Re: Clauses, etc
|From:||Christophe Grandsire <christophe.grandsire@...>|
|Date:||Tuesday, January 29, 2002, 7:38|
En réponse à Joel <supercooljoel@...>:
> I never really understood fully clauses and that sort of grammar, so in
> unseeing blindness, i attempted to construct a clause system.
> you enclose the clause in "nihk...il" if I am trying to say, "The man
> john hit yesterday is angry" Using that in English is should turn out to
> "Nihk The man john his yesterday il is angry". You follow? I hope I've
> the right idea with clauses here.
Partly. Indeed, I think using two words to enclose a subclause is a good idea.
The only problem I see in your system is: how do you know which noun of the
subclause is the subject of the verb of the principal clause?
I mean, if I take your example: "Nihk the man John hit yesterday il is angry".
Who is angry? The man, or John? It could be both, since nothing outside the
subclause shows which is the subject of "is angry". A way you could solve this
problem is to use different enclosing words depending on whether the antecedent
(that's to say, the noun to which the subclause is added) is the subject or the
object of the subclause.
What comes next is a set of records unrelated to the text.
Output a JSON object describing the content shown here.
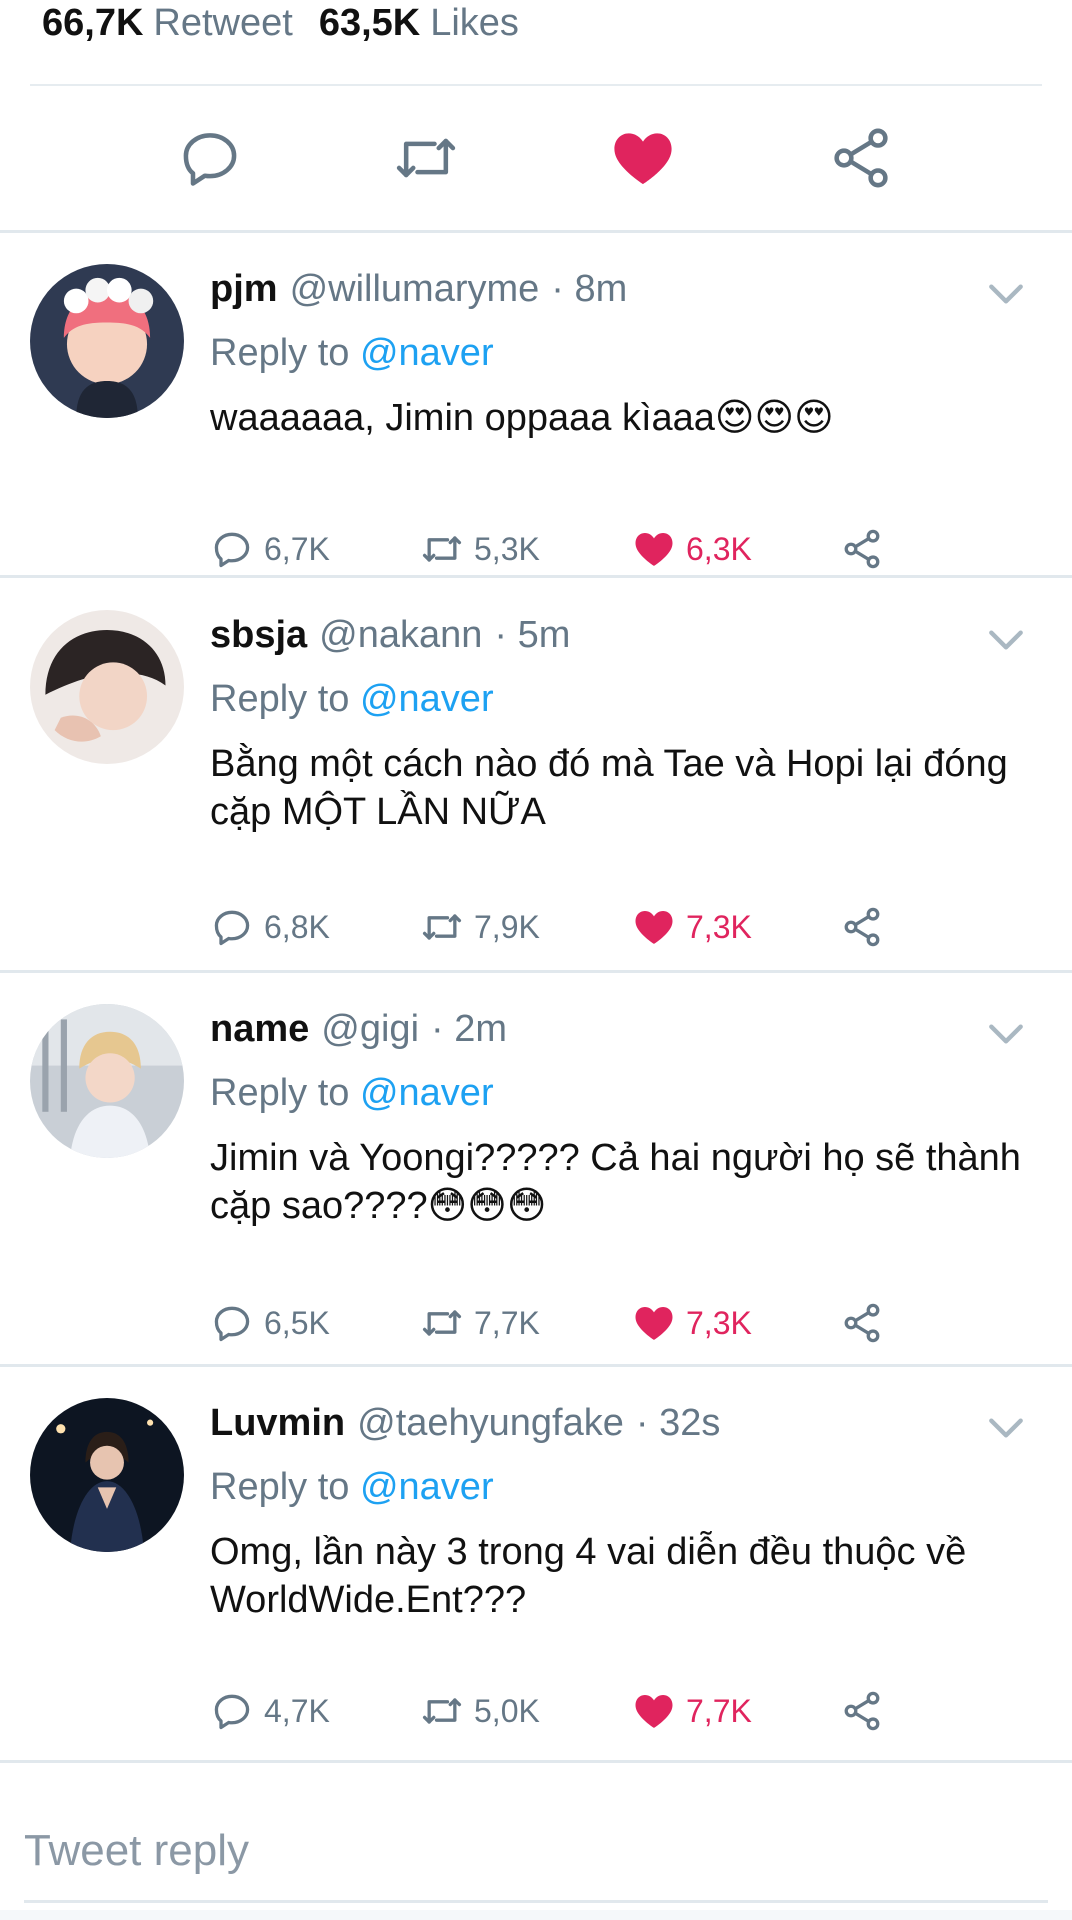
{
  "stats": {
    "retweets_count": "66,7K",
    "retweets_label": "Retweet",
    "likes_count": "63,5K",
    "likes_label": "Likes"
  },
  "main_actions": {
    "icons": [
      "reply-icon",
      "retweet-icon",
      "heart-icon-filled",
      "share-icon"
    ],
    "liked_color": "#e0245e"
  },
  "replies": [
    {
      "name": "pjm",
      "handle": "@willumaryme",
      "time": "· 8m",
      "reply_to_label": "Reply to",
      "reply_to_mention": "@naver",
      "text": "waaaaaa, Jimin oppaaa kìaaa😍😍😍",
      "reply_count": "6,7K",
      "retweet_count": "5,3K",
      "like_count": "6,3K"
    },
    {
      "name": "sbsja",
      "handle": "@nakann",
      "time": "· 5m",
      "reply_to_label": "Reply to",
      "reply_to_mention": "@naver",
      "text": "Bằng một cách nào đó mà Tae và Hopi lại đóng cặp MỘT LẦN NỮA",
      "reply_count": "6,8K",
      "retweet_count": "7,9K",
      "like_count": "7,3K"
    },
    {
      "name": "name",
      "handle": "@gigi",
      "time": "· 2m",
      "reply_to_label": "Reply to",
      "reply_to_mention": "@naver",
      "text": "Jimin và Yoongi????? Cả hai người họ sẽ thành cặp sao????😳😳😳",
      "reply_count": "6,5K",
      "retweet_count": "7,7K",
      "like_count": "7,3K"
    },
    {
      "name": "Luvmin",
      "handle": "@taehyungfake",
      "time": "· 32s",
      "reply_to_label": "Reply to",
      "reply_to_mention": "@naver",
      "text": "Omg, lần này 3 trong 4 vai diễn đều thuộc về WorldWide.Ent???",
      "reply_count": "4,7K",
      "retweet_count": "5,0K",
      "like_count": "7,7K"
    }
  ],
  "reply_box": {
    "placeholder": "Tweet reply"
  },
  "colors": {
    "accent": "#1da1f2",
    "like": "#e0245e",
    "muted": "#657786"
  }
}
For instance, with your idea, "nihk... li" would mark
that the object is the antecedent, while for instance "nes... li" would mark
that the subject is the antecedent.
With this idea, you would construct things that way:
"Nihk John hit the man yesterday il is angry": The man that John hit yesterday
"Nes John hit the man yesterday il is angry": John, who hit the man yesterday,
But usually, languages (including English) solve this problem by putting the
antecedent in the principal clause (In "the man (that John hit yesterday) is
angry", "the man" is in the principal clause "the man is angry"). With your
idea, the construction would be:
"The man nihk John hit yesterday il is angry" (or maybe "the man nihk John hit
him yesterday il is angry", with "him" reminding the function of "the man" in
In fact, I prefer your first idea, of putting the antecedent in the subclause
instead of the principal clause, but since you admit yourself that you don't
understand much of subclauses, maybe you should begin with an easier system (I
mean, more similar to English). Once you've mastered this simple one and
understood really how it works, you can begin doing more original things.
> Any help or criticism is helpful, be reminded, I have NO idea what I'm
> talking about!
Well, simply speaking, making subclauses is complexifying a sentence by
replacing what should be noun phrases or adjectives by verbal sentences. For
instance, a relative subclause ("The man (that John hit yesterday)") is really
a complex adjective with a verb inside (like an adjective, this subclause is
used to qualify a noun). In "I said (that John hit the man yesterday)", "that
John hit the man yesterday" is really the object of the verb "said" (see
something like: "I said the truth", where "the truth" is obviously the object),
but an object with a verb inside. In the sentence "I am angry (because John hit
the man yesterday)", "because John hit the man yesterday" is really a
circonstancial complement (comparable to "for that reason" in "I am angry for
that reason"), but with a verb inside.
So try to remember this simple idea: a subclause is a verbal sentence used to
replace a noun phrase or an adjective. When you understood that, you understood
70% of what's going on with subclauses.
Take your life as a movie: do not let anybody else play the leading role.